The study compares the sensitivity and specificity of three methods for detecting circulating epithelial cells in breast cancer patients. The number of circulating epithelial cells in 40 metastatic breast cancer patients and 20 healthy volunteers was measured using immunomagnetic separation with laser scanning cytometry, cell filtration with LSC, and a multimarker real‑time RT‑PCR assay. The multimarker real‑time RT‑PCR assay proved most sensitive, detecting circulating epithelial cells in 60% of patients (vs 48% by IMS and 30% by filtration), and samples were more likely to be positive for at least one PCR marker than by the other methods (83% vs 30% or 48%).

Abstract

This study compares the sensitivities and specificities of three techniques for the detection of circulating epithelial cells in the blood of patients with breast cancer. The number of circulating epithelial cells present in the blood of 40 patients with metastatic breast cancer and 20 healthy volunteers was determined by: immunomagnetic separation (IMS) and laser scanning cytometry (LSC), cell filtration and LSC and a multimarker real-time RT–PCR assay. Numbers of cytokeratin-positive cells identified and expression of three PCR markers were significantly higher in the blood of patients with breast cancer than in healthy volunteers.
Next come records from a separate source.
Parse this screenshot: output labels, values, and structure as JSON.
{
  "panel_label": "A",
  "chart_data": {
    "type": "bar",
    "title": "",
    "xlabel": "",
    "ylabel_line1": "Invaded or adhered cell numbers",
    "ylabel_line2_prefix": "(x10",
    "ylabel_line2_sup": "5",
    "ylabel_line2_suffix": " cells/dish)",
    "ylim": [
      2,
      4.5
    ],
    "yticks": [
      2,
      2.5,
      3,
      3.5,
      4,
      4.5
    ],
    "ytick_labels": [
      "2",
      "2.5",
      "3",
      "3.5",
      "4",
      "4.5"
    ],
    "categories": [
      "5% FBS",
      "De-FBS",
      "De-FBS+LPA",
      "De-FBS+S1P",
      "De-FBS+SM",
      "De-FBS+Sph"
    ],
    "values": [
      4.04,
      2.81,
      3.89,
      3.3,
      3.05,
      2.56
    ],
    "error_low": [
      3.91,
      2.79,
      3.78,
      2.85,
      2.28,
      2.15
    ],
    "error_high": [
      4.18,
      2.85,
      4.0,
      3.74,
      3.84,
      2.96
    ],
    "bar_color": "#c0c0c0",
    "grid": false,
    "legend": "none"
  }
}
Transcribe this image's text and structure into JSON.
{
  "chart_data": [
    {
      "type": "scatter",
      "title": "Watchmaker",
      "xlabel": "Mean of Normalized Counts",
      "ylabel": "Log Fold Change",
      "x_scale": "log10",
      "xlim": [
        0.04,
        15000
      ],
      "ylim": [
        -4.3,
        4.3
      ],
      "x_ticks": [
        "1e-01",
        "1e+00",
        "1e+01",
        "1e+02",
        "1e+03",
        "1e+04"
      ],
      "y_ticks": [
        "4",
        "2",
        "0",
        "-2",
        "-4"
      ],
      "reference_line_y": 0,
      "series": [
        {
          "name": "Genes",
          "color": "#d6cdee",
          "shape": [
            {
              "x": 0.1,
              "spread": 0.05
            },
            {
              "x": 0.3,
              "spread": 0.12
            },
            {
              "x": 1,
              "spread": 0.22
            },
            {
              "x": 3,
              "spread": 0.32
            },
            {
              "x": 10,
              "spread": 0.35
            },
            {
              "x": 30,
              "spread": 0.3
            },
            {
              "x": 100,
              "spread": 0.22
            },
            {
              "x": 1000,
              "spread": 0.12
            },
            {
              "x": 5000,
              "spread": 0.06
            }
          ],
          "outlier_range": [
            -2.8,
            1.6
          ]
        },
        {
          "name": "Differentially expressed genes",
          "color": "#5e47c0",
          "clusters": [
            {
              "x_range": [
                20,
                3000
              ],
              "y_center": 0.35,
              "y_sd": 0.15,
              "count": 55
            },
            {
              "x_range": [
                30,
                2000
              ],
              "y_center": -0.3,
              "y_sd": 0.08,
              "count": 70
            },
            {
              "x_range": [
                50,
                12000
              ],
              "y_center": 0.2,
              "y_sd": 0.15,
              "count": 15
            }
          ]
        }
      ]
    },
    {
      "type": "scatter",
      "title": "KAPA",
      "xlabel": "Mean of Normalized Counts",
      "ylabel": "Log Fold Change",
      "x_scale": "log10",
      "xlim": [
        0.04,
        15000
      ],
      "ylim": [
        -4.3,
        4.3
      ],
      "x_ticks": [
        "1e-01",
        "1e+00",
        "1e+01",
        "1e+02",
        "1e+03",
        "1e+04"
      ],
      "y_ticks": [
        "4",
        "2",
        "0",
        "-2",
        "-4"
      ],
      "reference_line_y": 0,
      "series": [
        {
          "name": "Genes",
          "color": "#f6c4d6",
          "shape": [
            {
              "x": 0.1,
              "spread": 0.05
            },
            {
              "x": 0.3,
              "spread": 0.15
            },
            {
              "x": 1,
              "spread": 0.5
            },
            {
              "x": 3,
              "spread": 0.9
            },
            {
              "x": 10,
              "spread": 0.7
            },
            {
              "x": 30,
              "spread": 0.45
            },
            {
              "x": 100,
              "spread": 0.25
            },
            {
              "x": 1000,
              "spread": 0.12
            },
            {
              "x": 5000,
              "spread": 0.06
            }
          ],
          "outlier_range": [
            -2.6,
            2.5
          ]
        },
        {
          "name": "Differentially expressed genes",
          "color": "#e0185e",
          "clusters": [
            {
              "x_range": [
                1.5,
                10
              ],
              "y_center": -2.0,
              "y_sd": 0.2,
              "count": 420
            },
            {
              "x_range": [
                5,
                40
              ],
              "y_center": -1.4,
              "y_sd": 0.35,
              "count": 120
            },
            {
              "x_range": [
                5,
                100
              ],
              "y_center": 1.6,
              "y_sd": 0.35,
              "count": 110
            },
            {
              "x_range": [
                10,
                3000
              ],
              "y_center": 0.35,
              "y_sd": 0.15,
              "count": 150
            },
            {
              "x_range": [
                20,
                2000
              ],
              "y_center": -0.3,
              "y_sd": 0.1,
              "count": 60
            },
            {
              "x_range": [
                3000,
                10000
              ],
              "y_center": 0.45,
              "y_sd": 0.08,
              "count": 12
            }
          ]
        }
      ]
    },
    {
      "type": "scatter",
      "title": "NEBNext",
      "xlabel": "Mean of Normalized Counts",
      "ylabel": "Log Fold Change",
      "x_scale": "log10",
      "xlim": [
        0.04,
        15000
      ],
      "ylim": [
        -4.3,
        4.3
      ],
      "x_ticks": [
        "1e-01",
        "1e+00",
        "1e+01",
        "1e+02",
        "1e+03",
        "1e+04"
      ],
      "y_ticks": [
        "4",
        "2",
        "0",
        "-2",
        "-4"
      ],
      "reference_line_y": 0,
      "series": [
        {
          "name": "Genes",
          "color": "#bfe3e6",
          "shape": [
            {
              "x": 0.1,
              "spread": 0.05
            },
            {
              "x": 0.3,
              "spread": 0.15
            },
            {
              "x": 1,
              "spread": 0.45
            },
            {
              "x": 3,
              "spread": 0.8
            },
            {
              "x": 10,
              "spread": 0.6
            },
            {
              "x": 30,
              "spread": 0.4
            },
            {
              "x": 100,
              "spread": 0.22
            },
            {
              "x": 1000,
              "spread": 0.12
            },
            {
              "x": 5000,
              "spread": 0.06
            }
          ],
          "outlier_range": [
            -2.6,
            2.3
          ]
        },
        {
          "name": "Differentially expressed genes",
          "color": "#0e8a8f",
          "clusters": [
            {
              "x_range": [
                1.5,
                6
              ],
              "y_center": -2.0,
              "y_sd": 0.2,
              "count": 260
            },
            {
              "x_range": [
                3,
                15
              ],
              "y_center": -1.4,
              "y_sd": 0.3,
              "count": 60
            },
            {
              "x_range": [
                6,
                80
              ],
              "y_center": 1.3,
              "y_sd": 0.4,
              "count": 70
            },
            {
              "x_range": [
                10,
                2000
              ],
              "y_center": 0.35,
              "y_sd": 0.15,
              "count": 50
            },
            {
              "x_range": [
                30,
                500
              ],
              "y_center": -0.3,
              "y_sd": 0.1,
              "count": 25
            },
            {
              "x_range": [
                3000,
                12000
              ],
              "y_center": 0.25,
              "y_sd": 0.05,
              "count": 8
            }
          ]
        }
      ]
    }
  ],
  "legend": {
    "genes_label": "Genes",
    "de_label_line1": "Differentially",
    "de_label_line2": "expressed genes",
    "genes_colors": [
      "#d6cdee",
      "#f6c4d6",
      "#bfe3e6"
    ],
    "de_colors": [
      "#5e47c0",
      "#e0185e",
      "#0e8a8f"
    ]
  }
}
Using the upper 95% confidence interval of cells detected in controls to determine positive patient samples: 30% of patients with metastatic breast cancer were positive following cell filtration, 48% following IMS, and 60, 45 and 35% using real-time RT–PCR for cytokeratin 19, mammaglobin and prolactin-inducible peptide. Samples were significantly more likely to be positive for at least one PCR marker than by cell filtration (83 vs 30%, P<0.001) or IMS (83 vs 48%, P<0.001). The use of a multimarker real-time RT–PCR assay was therefore found to be the most sensitive technique for the detection of circulating epithelial cells in the blood of patients with breast cancer.